Pense bem, você conhece psychiatric people.

Encontro fugaz

Era um dia sem nada especial. Estava voltando tranquilamente para casa. No meu caminho, há uma via rápida sem sinalização. Só é possível passar lá porque tem uma lombada por perto. Quando cheguei, a rua estava praticamente vazia. O único carro que passava era um velho, que andava devagar, cheio de coisas dentro. Ele diminuiu ainda mais a velocidade pra passar na lombada, e eu atravessei calmamente porque ainda dava tempo. Eis que do nada surgiu um carrão, desses utilitários. Ele veio a toda, e pra desviar do carro que vinha lento, veio pra cima de mim e ficou muito perto de me atropelar. Eu olhei para a motorista e ergui os ombros, indignada. Aí essa mulher olhou bem para a minha cara e me imitou. Ela ergueu os ombros também e fez umas caretas horríveis, como se estivese fosse eu me queixando. De tranquila passei a louca da vida num instante. Se tivesse algum sinal por perto, alguma parada, alguma maneira, eu teria moído aquela criatura. Teria riscado o carro, partido pra briga, jogado uma pedra, feito qualquer coisa. Porque era o cúmulo quase ter sido atropelada e ainda assistir aquilo.
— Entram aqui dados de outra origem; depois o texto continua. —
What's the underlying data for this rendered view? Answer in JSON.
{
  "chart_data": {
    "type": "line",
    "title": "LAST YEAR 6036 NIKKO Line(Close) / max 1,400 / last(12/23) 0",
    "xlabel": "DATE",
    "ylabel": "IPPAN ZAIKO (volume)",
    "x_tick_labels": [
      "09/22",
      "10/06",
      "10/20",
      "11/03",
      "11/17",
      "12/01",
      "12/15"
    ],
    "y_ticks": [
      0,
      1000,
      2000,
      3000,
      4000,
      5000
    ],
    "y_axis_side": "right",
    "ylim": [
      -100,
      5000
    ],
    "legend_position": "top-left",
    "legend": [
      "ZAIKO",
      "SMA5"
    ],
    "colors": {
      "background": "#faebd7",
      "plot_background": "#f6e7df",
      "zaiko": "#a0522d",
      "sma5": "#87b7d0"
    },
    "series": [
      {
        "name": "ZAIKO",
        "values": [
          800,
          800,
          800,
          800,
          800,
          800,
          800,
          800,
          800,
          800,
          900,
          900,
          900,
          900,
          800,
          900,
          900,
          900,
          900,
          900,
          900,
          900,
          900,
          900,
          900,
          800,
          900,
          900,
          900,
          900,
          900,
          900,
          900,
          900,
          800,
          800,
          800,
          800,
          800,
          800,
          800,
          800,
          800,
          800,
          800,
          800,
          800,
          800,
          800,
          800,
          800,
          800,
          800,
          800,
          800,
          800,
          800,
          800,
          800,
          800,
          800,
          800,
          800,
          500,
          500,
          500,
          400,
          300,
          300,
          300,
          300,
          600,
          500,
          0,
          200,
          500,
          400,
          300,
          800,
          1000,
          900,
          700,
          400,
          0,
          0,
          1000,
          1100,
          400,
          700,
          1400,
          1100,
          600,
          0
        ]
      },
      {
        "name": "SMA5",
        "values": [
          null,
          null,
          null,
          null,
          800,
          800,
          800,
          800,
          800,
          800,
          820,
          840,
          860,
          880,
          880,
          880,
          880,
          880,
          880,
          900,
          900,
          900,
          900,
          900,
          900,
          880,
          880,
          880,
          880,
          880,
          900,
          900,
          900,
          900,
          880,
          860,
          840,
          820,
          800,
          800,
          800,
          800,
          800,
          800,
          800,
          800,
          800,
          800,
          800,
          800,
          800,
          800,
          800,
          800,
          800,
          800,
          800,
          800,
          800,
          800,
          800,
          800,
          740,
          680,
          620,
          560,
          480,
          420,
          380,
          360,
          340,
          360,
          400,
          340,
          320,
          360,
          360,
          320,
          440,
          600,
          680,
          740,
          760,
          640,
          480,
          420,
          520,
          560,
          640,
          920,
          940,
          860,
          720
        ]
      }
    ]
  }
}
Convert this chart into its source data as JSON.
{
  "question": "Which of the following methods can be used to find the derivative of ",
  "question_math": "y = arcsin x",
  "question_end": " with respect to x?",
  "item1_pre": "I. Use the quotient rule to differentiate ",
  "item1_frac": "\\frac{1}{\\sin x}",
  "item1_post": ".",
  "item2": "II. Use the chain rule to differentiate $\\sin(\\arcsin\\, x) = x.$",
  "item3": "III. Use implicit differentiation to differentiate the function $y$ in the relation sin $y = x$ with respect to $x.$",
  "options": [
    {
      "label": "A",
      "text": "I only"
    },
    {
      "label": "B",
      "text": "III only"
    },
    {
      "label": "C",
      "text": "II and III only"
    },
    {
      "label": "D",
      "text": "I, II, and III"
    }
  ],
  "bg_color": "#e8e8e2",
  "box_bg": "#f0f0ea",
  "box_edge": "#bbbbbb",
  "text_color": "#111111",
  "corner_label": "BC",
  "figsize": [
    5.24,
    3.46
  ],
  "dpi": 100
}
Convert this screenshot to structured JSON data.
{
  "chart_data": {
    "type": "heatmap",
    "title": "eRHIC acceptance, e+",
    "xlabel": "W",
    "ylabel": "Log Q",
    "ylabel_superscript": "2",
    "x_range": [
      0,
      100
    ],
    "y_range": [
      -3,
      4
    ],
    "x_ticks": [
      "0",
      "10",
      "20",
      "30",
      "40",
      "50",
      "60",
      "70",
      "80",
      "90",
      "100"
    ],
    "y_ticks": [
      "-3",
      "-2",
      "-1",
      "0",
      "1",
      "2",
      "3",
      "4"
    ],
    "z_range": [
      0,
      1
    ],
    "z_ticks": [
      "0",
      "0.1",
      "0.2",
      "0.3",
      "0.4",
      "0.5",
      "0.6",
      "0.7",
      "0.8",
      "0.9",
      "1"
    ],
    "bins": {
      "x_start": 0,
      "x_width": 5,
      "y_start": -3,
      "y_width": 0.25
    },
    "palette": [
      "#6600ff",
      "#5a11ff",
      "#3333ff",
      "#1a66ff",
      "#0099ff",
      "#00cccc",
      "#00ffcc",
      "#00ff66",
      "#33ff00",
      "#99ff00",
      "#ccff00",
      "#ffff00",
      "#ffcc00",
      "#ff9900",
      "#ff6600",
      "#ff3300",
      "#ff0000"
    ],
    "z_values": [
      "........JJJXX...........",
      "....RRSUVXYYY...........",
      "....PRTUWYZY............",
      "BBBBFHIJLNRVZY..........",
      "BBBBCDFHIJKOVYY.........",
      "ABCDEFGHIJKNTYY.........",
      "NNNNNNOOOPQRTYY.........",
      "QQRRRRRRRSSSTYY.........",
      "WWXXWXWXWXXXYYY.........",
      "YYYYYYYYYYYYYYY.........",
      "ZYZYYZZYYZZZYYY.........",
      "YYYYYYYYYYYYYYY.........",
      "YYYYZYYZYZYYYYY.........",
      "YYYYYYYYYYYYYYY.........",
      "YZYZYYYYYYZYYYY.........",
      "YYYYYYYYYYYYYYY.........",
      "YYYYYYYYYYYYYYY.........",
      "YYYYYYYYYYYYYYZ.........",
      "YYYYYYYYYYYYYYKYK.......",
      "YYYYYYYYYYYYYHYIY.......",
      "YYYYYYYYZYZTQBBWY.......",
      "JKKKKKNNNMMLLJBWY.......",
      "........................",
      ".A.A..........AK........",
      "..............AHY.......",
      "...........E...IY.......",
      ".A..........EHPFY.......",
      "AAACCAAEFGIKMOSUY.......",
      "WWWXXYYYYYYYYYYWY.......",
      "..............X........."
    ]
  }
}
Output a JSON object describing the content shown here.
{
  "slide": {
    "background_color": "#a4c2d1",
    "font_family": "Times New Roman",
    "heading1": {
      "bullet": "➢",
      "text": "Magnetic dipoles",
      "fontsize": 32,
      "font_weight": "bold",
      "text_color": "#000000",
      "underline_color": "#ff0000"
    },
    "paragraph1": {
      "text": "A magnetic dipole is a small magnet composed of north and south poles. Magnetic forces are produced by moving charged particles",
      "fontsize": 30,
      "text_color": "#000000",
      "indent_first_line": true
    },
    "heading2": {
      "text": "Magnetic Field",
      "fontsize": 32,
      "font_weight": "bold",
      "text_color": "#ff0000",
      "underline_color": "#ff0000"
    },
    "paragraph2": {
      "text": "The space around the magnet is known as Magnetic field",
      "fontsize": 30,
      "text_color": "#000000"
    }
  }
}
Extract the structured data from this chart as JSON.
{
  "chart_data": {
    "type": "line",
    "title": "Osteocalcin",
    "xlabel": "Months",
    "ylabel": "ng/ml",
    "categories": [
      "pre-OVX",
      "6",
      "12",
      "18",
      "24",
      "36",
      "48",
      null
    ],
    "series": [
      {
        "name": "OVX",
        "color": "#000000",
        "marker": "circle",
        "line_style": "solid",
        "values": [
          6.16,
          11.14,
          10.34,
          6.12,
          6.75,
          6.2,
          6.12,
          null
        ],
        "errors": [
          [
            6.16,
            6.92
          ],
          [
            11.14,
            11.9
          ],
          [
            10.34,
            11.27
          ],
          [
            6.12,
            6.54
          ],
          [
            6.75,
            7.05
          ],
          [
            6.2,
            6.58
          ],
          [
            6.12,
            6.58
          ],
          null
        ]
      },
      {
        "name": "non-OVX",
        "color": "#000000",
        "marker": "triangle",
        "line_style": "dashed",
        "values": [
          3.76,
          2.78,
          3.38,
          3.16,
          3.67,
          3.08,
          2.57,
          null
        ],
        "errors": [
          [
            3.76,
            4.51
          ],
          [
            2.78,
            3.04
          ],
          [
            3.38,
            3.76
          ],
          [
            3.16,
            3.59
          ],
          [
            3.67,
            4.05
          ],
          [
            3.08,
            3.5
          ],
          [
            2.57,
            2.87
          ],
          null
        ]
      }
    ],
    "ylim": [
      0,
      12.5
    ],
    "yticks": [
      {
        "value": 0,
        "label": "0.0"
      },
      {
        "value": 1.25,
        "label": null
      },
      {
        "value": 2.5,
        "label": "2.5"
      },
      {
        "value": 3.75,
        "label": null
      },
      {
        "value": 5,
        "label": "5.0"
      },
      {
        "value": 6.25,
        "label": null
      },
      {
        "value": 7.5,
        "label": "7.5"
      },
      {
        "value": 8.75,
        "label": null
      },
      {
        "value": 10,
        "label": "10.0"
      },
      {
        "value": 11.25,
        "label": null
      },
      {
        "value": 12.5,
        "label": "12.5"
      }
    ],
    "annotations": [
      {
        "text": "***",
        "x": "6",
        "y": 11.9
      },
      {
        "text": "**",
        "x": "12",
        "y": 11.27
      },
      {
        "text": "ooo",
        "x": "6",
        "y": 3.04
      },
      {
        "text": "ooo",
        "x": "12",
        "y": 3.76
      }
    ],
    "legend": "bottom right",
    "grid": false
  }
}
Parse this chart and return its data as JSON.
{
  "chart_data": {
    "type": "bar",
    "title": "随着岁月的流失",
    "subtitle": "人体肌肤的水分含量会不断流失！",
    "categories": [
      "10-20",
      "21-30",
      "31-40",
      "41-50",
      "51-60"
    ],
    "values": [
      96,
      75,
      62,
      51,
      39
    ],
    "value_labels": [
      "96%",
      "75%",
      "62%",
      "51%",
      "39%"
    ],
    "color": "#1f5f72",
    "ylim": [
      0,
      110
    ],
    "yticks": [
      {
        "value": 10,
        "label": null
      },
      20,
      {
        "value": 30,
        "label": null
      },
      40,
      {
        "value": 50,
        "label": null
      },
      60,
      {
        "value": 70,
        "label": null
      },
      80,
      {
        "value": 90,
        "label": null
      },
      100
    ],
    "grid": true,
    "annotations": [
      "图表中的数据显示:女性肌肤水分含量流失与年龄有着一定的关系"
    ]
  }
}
Mas eu estava de pedestre e ela em alta velocidade, então não pude fazer nada. Minha vingança é ter certeza de que a criatura bebe muito suco cuspido por aí.

Passou

As redes sociais insistem em nos indicar possíveis amigos, e o resultado geralmente é desastroso. Geralmente conhecemos até demais aquelas pessoas – e gostariamos de esquecer que elas existem. Só deixei de achar essas indicações ruins quando vi, no Facebook, o rosto e o nome de uma moça que não me eram estranhos. Entrei no perfil e era uma bailarina que fez a mesma faculdade que eu. Percebi que ela continua linda, bailarina e adorável, como sempre foi. Com muita frequencia, ela era maravilhosa demais pra minha auto-estima. Só que o tempo passou. Ela está longe, eu conheci outras pessoas e tenho outros planos. Foi ótimo perceber que algumas coisas perdem importância, só porque o tempo passou.

Curtas de pós-viagem

* Ah, Cataratas! Só elas já valeriam uma visita à Foz do Iguaçu. No roteiro personalizado que farei na próxima vez que for para lá, dedicarei mais tempo a elas – quero andar pela passarela de novo, fazer o Macuco e o lado argentino. Ir lá no meio, aquela chuva, todos correndo inutilmente pra se proteger e eufóricos – chega a ser uma experiência espiritual.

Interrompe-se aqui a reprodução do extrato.